Chapter 11 Polynomial Metamodel-Based Fast Optimization of Nanoscale PLL Components

摘要

As the complexity of nanoscale-CMOS analog/mixed-signal (AMS) circuits and systems grows, the challenges of their design becomes exponentially more difficult. Performing accurate design simulations that entail exhaustive design space exploration has become infeasible with the increasing complexity of nano-CMOS circuits and systems integration, coupled with aggressive scaling of process technologies. Transistor-level SPICE simulations with full parasitics (RCLK) of complex circuits, which provide silicon accurate results, have run times in the order of days or weeks. With ever shrinking time to market pressures, the simulation time proves to be impractical as it can lead to longer design cycle times. The simulation time factor is further aggravated by additional design and process parameters which have to be accounted for due to increased sensitivity in deeply scaled technologies.

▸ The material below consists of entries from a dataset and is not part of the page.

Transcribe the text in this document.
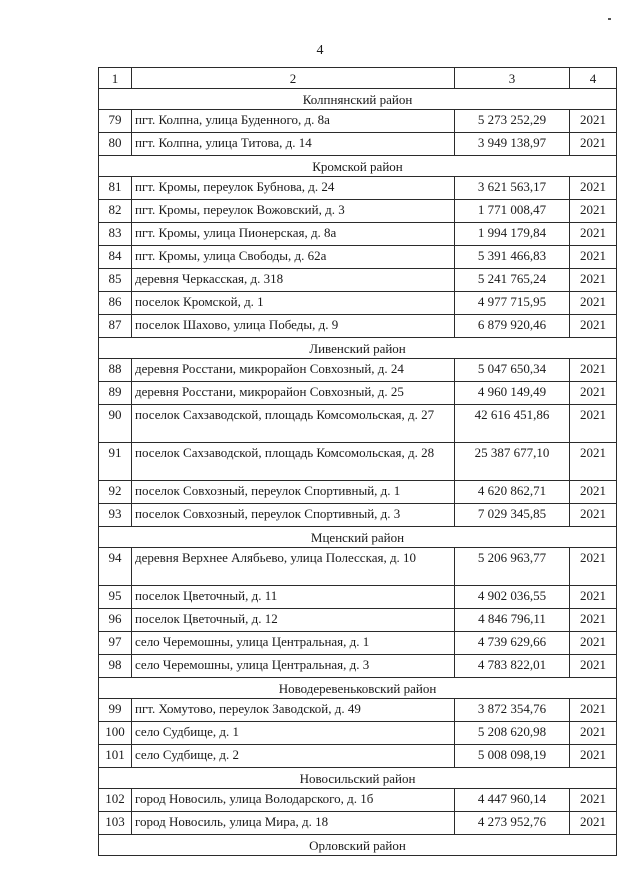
4
1	2	3	4
Колпнянский район			
79	пгт. Колпна, улица Буденного, д. 8а	5 273 252,29	2021
80	пгт. Колпна, улица Титова, д. 14	3 949 138,97	2021
Кромской район			
81	пгт. Кромы, переулок Бубнова, д. 24	3 621 563,17	2021
82	пгт. Кромы, переулок Вожовский, д. 3	1 771 008,47	2021
83	пгт. Кромы, улица Пионерская, д. 8а	1 994 179,84	2021
84	пгт. Кромы, улица Свободы, д. 62а	5 391 466,83	2021
85	деревня Черкасская, д. 318	5 241 765,24	2021
86	поселок Кромской, д. 1	4 977 715,95	2021
87	поселок Шахово, улица Победы, д. 9	6 879 920,46	2021
Ливенский район			
88	деревня Росстани, микрорайон Совхозный, д. 24	5 047 650,34	2021
89	деревня Росстани, микрорайон Совхозный, д. 25	4 960 149,49	2021
90	поселок Сахзаводской, площадь Комсомольская, д. 27	42 616 451,86	2021
91	поселок Сахзаводской, площадь Комсомольская, д. 28	25 387 677,10	2021
92	поселок Совхозный, переулок Спортивный, д. 1	4 620 862,71	2021
93	поселок Совхозный, переулок Спортивный, д. 3	7 029 345,85	2021
Мценский район			
94	деревня Верхнее Алябьево, улица Полесская, д. 10	5 206 963,77	2021
95	поселок Цветочный, д. 11	4 902 036,55	2021
96	поселок Цветочный, д. 12	4 846 796,11	2021
97	село Черемошны, улица Центральная, д. 1	4 739 629,66	2021
98	село Черемошны, улица Центральная, д. 3	4 783 822,01	2021
Новодеревеньковский район			
99	пгт. Хомутово, переулок Заводской, д. 49	3 872 354,76	2021
100	село Судбище, д. 1	5 208 620,98	2021
101	село Судбище, д. 2	5 008 098,19	2021
Новосильский район			
102	город Новосиль, улица Володарского, д. 1б	4 447 960,14	2021
103	город Новосиль, улица Мира, д. 18	4 273 952,76	2021
Орловский район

In order to mitigate this problem, this chapter presents a two-stage approach that uses layout-accurate metamodels and efficient search algorithms for fast mixed-signal circuit and system optimization. The different components of a Phase-Locked Loop (PLL) are considered as a case study. First, the metamodel creation process is presented. A simulated annealing based optimization algorithm is then discussed for power optimization of the PLL components. It is shown that the metamodel approach speeds up the optimization phase by 2,000 × with very good accuracy. The power consumption of the circuit is decreased by 22% for the baseline design and is within 8% of the circuit netlist-based, but computationally expensive approach.